Paulson has shifted the financial rescue program to focus on equity purchases after markets deteriorated faster than policy makers anticipated. The strategy offers a quicker way to deploy taxpayer funds, Neel Kashkari, the Treasury official running the bailout plan, told lawmakers two days ago.

Insurers, Automakers

The Financial Services Roundtable, a trade association of the 100 largest banks, securities firms and insurers, pressed Treasury to broaden its guidelines so that insurance companies, broker-dealers, automobile companies and institutions controlled by foreign banks could also sell stakes to the government.

``The institutions that are excluded play a vital role in the U.S. economy by providing liquidity to the market,'' wrote Steve Bartlett, the group's president, in a letter yesterday to Kashkari.

Separately, a group of insurance companies -- mainly life insurers -- asked the Treasury earlier this week if they would be eligible to participate in the program, said an industry official with knowledge of the discussion.

Some life insurers have asked the government to make the participation mandatory because firms don't want to identify themselves as needing funds, the person said.

PNC Acquisition

Among regional lenders, PNC Financial Services Group Inc. of Pittsburgh said yesterday it is buying Cleveland-based National City Corp. for about $5.2 billion in stock after getting a $7.7 billion infusion from the Treasury.

First Horizon National Corp., Tennessee's largest bank, said yesterday it obtained preliminary approval to receive about $866 million. The board of SunTrust Banks Inc., Georgia's largest lender, earlier this week authorized the sale of $1.6 billion to $4.9 billion in preferred shares to the Treasury.

The rescue law requires that Treasury's investments be publicly revealed within 48 hours. It isn't clear whether that means from the time the bank is approved or from when it receives the funds.

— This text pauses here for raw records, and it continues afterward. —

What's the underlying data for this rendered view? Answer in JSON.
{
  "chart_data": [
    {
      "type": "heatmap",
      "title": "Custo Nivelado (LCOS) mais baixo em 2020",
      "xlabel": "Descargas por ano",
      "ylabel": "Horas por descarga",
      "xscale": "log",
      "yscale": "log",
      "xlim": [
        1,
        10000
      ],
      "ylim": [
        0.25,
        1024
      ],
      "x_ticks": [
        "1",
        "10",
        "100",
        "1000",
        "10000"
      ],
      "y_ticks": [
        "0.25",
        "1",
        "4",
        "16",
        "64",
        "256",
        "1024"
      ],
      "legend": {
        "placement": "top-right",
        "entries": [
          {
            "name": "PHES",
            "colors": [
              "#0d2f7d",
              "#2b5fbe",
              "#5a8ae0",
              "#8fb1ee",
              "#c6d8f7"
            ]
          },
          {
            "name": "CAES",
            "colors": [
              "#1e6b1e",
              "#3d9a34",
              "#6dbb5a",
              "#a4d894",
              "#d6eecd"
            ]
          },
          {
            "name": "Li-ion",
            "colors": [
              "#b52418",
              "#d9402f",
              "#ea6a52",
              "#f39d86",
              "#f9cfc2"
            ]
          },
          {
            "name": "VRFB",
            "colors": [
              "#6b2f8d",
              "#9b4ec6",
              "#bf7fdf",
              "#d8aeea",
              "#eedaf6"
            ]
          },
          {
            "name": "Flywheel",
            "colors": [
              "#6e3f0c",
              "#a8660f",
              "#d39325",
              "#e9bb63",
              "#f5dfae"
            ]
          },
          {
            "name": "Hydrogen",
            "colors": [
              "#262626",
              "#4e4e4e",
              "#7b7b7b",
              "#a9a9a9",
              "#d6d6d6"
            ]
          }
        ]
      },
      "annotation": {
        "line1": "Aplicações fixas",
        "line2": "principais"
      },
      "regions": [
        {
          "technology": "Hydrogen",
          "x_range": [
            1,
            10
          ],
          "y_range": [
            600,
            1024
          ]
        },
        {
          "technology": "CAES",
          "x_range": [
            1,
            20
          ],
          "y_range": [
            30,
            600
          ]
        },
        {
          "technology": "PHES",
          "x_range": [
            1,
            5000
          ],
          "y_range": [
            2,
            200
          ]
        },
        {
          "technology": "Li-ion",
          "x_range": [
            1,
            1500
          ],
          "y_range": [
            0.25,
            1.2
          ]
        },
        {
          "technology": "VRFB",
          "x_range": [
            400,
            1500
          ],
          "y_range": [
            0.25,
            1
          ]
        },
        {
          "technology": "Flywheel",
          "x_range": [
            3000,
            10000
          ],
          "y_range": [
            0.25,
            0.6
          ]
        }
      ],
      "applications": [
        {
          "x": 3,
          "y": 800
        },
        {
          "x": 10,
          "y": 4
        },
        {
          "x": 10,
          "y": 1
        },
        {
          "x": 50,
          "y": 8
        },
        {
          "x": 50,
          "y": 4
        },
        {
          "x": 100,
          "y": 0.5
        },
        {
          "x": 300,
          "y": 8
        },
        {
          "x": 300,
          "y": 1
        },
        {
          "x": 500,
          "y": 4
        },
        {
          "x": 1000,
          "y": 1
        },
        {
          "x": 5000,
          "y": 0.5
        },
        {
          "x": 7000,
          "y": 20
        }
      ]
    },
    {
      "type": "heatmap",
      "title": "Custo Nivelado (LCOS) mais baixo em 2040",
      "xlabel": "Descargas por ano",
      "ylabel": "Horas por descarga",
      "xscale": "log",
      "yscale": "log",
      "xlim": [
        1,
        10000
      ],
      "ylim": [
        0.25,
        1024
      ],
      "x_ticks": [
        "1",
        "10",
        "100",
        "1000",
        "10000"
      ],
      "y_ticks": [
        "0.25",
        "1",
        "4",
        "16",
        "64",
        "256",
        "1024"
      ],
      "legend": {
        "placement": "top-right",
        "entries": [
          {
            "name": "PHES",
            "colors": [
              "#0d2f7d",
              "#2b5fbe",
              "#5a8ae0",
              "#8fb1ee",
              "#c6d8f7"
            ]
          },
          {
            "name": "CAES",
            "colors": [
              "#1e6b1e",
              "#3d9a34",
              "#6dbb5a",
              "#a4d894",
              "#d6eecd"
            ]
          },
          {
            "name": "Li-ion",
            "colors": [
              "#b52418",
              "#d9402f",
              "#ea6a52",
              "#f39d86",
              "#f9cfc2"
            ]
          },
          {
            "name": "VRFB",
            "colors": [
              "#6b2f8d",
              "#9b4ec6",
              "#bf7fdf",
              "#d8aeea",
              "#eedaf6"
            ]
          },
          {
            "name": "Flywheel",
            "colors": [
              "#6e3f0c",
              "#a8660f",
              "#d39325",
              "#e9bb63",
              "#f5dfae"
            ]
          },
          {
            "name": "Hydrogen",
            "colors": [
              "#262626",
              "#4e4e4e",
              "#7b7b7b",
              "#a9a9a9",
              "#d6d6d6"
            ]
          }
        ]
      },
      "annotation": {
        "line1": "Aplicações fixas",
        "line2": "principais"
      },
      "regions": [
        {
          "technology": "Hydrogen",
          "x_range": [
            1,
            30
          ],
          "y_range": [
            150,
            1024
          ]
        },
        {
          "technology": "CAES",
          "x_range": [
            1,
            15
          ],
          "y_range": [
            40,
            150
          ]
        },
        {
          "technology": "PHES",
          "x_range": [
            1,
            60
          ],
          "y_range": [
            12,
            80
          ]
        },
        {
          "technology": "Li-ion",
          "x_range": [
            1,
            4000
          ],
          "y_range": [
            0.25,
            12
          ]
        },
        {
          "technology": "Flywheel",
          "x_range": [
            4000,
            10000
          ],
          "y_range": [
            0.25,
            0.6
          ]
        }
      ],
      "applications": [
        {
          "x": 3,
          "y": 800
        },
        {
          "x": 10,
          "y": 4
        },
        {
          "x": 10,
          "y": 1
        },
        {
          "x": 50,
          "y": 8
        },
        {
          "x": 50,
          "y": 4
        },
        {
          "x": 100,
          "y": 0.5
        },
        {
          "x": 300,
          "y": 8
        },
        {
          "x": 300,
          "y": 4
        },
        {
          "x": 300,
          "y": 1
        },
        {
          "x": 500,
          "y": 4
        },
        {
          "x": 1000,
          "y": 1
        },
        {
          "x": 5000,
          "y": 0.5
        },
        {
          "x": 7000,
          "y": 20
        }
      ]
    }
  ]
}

Under the Treasury's rules for the capital injection program, some U.S. insurance companies -- those with a banking business -- are eligible to request an equity investment from the TARP.

The Standard & Poor's 500 Insurance Index yesterday rose 2.31, or 1.7 percent, to 139.66. The broader S&P 500 Index fell 31.34, or 3.5 percent, to 876.77.

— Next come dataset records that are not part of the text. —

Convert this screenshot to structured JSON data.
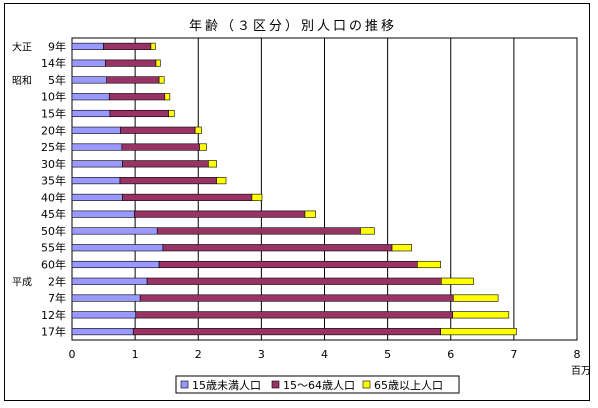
{
  "chart_data": {
    "type": "bar",
    "orientation": "horizontal",
    "stacked": true,
    "title": "年齢（３区分）別人口の推移",
    "unit_label": "百万",
    "xlim": [
      0,
      8
    ],
    "x_ticks": [
      "0",
      "1",
      "2",
      "3",
      "4",
      "5",
      "6",
      "7",
      "8"
    ],
    "grid": true,
    "legend_position": "bottom",
    "category_labels": [
      {
        "era": "大正",
        "year": "9年"
      },
      {
        "era": "",
        "year": "14年"
      },
      {
        "era": "昭和",
        "year": "5年"
      },
      {
        "era": "",
        "year": "10年"
      },
      {
        "era": "",
        "year": "15年"
      },
      {
        "era": "",
        "year": "20年"
      },
      {
        "era": "",
        "year": "25年"
      },
      {
        "era": "",
        "year": "30年"
      },
      {
        "era": "",
        "year": "35年"
      },
      {
        "era": "",
        "year": "40年"
      },
      {
        "era": "",
        "year": "45年"
      },
      {
        "era": "",
        "year": "50年"
      },
      {
        "era": "",
        "year": "55年"
      },
      {
        "era": "",
        "year": "60年"
      },
      {
        "era": "平成",
        "year": "2年"
      },
      {
        "era": "",
        "year": "7年"
      },
      {
        "era": "",
        "year": "12年"
      },
      {
        "era": "",
        "year": "17年"
      }
    ],
    "series": [
      {
        "name": "15歳未満人口",
        "color": "#9999ff",
        "values": [
          0.5,
          0.53,
          0.55,
          0.59,
          0.6,
          0.77,
          0.79,
          0.8,
          0.76,
          0.8,
          0.99,
          1.35,
          1.44,
          1.38,
          1.19,
          1.08,
          1.01,
          0.97
        ]
      },
      {
        "name": "15～64歳人口",
        "color": "#993366",
        "values": [
          0.75,
          0.8,
          0.83,
          0.88,
          0.93,
          1.18,
          1.23,
          1.36,
          1.53,
          2.05,
          2.7,
          3.22,
          3.63,
          4.09,
          4.66,
          4.96,
          5.02,
          4.87
        ]
      },
      {
        "name": "65歳以上人口",
        "color": "#ffff00",
        "values": [
          0.07,
          0.07,
          0.08,
          0.08,
          0.09,
          0.1,
          0.11,
          0.13,
          0.15,
          0.16,
          0.17,
          0.22,
          0.31,
          0.37,
          0.51,
          0.71,
          0.89,
          1.2
        ]
      }
    ]
  }
}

A number of insurance companies have been battered by the recent market downturn.

Market Slide

U.S. life insurance stocks have plunged about 45 percent in the past month on concern that losses on corporate debt and mortgage-backed securities will squeeze the firms' liquidity and force them to raise capital.

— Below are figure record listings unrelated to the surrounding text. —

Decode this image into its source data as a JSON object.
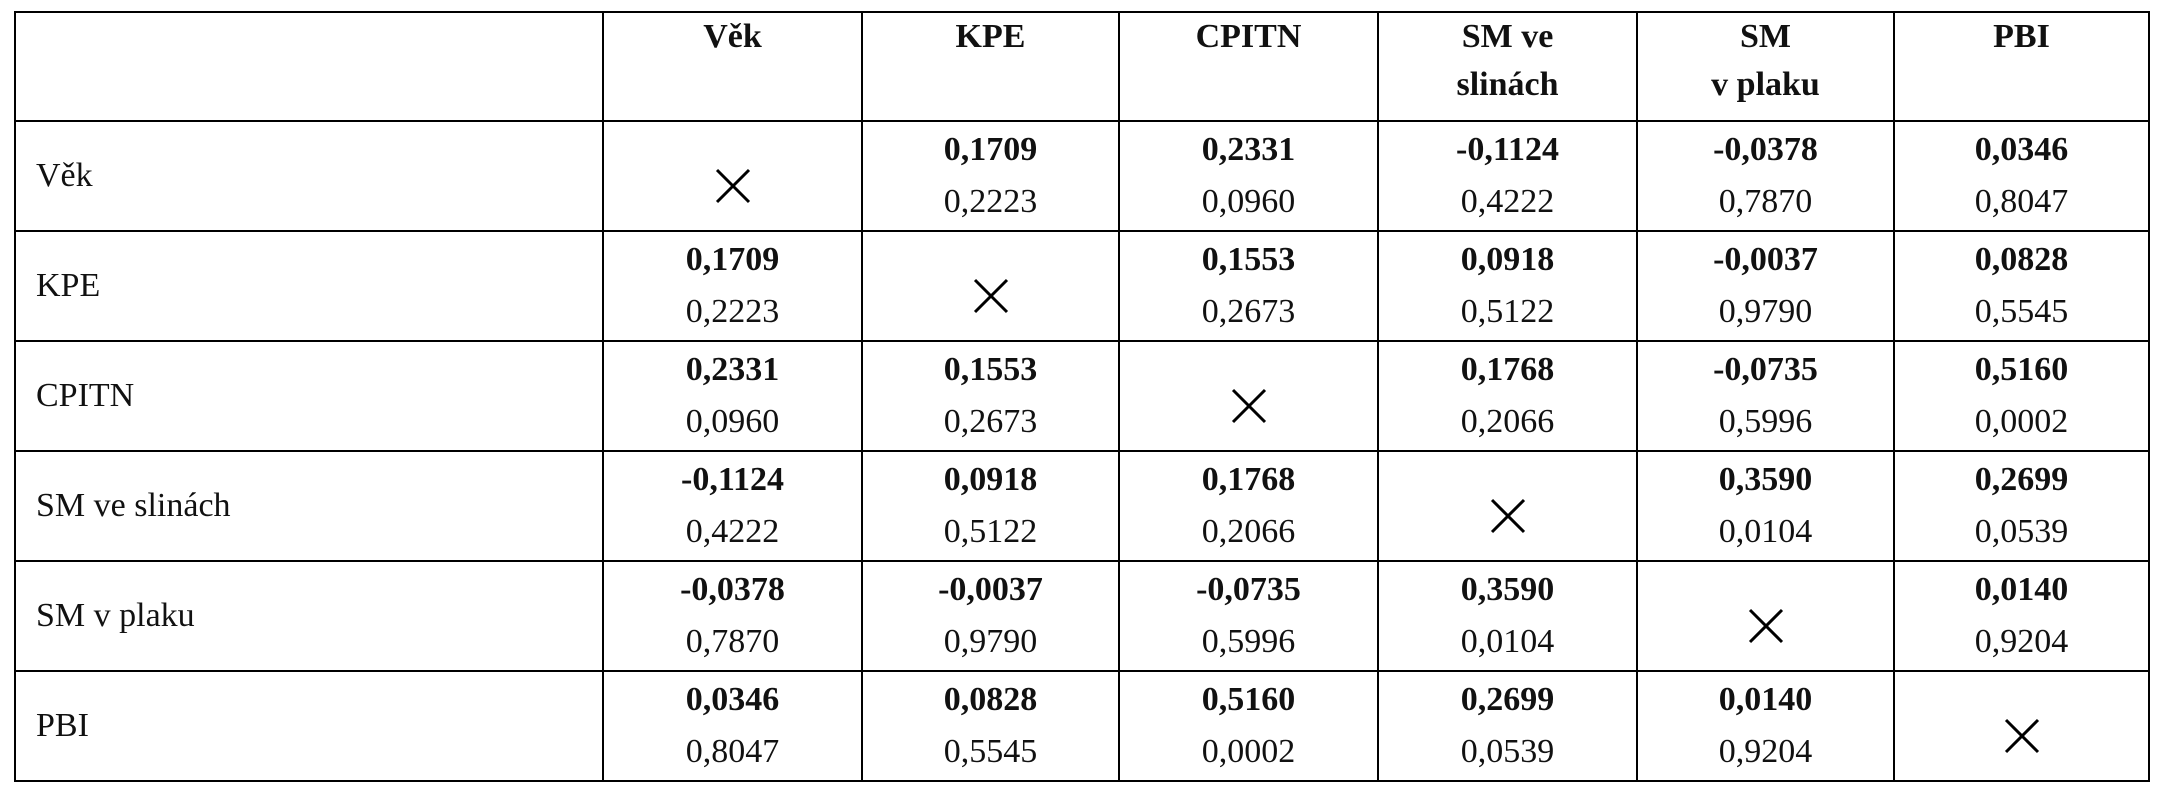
{
  "table": {
    "columns": [
      [
        "Věk"
      ],
      [
        "KPE"
      ],
      [
        "CPITN"
      ],
      [
        "SM ve",
        "slinách"
      ],
      [
        "SM",
        "v plaku"
      ],
      [
        "PBI"
      ]
    ],
    "rows": [
      {
        "label": "Věk",
        "cells": [
          null,
          {
            "r": "0,1709",
            "p": "0,2223"
          },
          {
            "r": "0,2331",
            "p": "0,0960"
          },
          {
            "r": "-0,1124",
            "p": "0,4222"
          },
          {
            "r": "-0,0378",
            "p": "0,7870"
          },
          {
            "r": "0,0346",
            "p": "0,8047"
          }
        ]
      },
      {
        "label": "KPE",
        "cells": [
          {
            "r": "0,1709",
            "p": "0,2223"
          },
          null,
          {
            "r": "0,1553",
            "p": "0,2673"
          },
          {
            "r": "0,0918",
            "p": "0,5122"
          },
          {
            "r": "-0,0037",
            "p": "0,9790"
          },
          {
            "r": "0,0828",
            "p": "0,5545"
          }
        ]
      },
      {
        "label": "CPITN",
        "cells": [
          {
            "r": "0,2331",
            "p": "0,0960"
          },
          {
            "r": "0,1553",
            "p": "0,2673"
          },
          null,
          {
            "r": "0,1768",
            "p": "0,2066"
          },
          {
            "r": "-0,0735",
            "p": "0,5996"
          },
          {
            "r": "0,5160",
            "p": "0,0002"
          }
        ]
      },
      {
        "label": "SM ve slinách",
        "cells": [
          {
            "r": "-0,1124",
            "p": "0,4222"
          },
          {
            "r": "0,0918",
            "p": "0,5122"
          },
          {
            "r": "0,1768",
            "p": "0,2066"
          },
          null,
          {
            "r": "0,3590",
            "p": "0,0104"
          },
          {
            "r": "0,2699",
            "p": "0,0539"
          }
        ]
      },
      {
        "label": "SM v plaku",
        "cells": [
          {
            "r": "-0,0378",
            "p": "0,7870"
          },
          {
            "r": "-0,0037",
            "p": "0,9790"
          },
          {
            "r": "-0,0735",
            "p": "0,5996"
          },
          {
            "r": "0,3590",
            "p": "0,0104"
          },
          null,
          {
            "r": "0,0140",
            "p": "0,9204"
          }
        ]
      },
      {
        "label": "PBI",
        "cells": [
          {
            "r": "0,0346",
            "p": "0,8047"
          },
          {
            "r": "0,0828",
            "p": "0,5545"
          },
          {
            "r": "0,5160",
            "p": "0,0002"
          },
          {
            "r": "0,2699",
            "p": "0,0539"
          },
          {
            "r": "0,0140",
            "p": "0,9204"
          },
          null
        ]
      }
    ]
  }
}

MetLife Inc., the biggest U.S. life insurer, raised about $2.3 billion this month in a stock offering, and Hartford Financial Services Group Inc. said it would raise $2.5 billion from Allianz SE.

The largest insurers in the U.S. and Bermuda posted more than $93 billion in writedowns and unrealized losses on holdings tied to the collapse of the U.S. subprime mortgage market since the beginning of last year. Insurers invest policyholder premiums in bonds before paying claims.

American International Group Inc., once the world's largest insurer, accounts for about $48 billion of the declines.

AIG, which posted three straight unprofitable quarters because of bad bets on the housing market, agreed last month to turn over an 80 percent stake to the U.S. in exchange for an $85 billion loan. The New York-based insurer subsequently tapped a second federal credit line and has borrowed $90.3 billion.

AIG may need more than the $122.8 billion available, Chief Executive Officer Edward Liddy said Oct. 22 on PBS's ``The NewsHour With Jim Lehrer.''

Insurers including Allstate Corp., Prudential Financial Inc., Lincoln National Corp., MetLife and Travelers Cos. have suspended or scaled back share buybacks to shepherd capital as losses from fixed-income investments mount.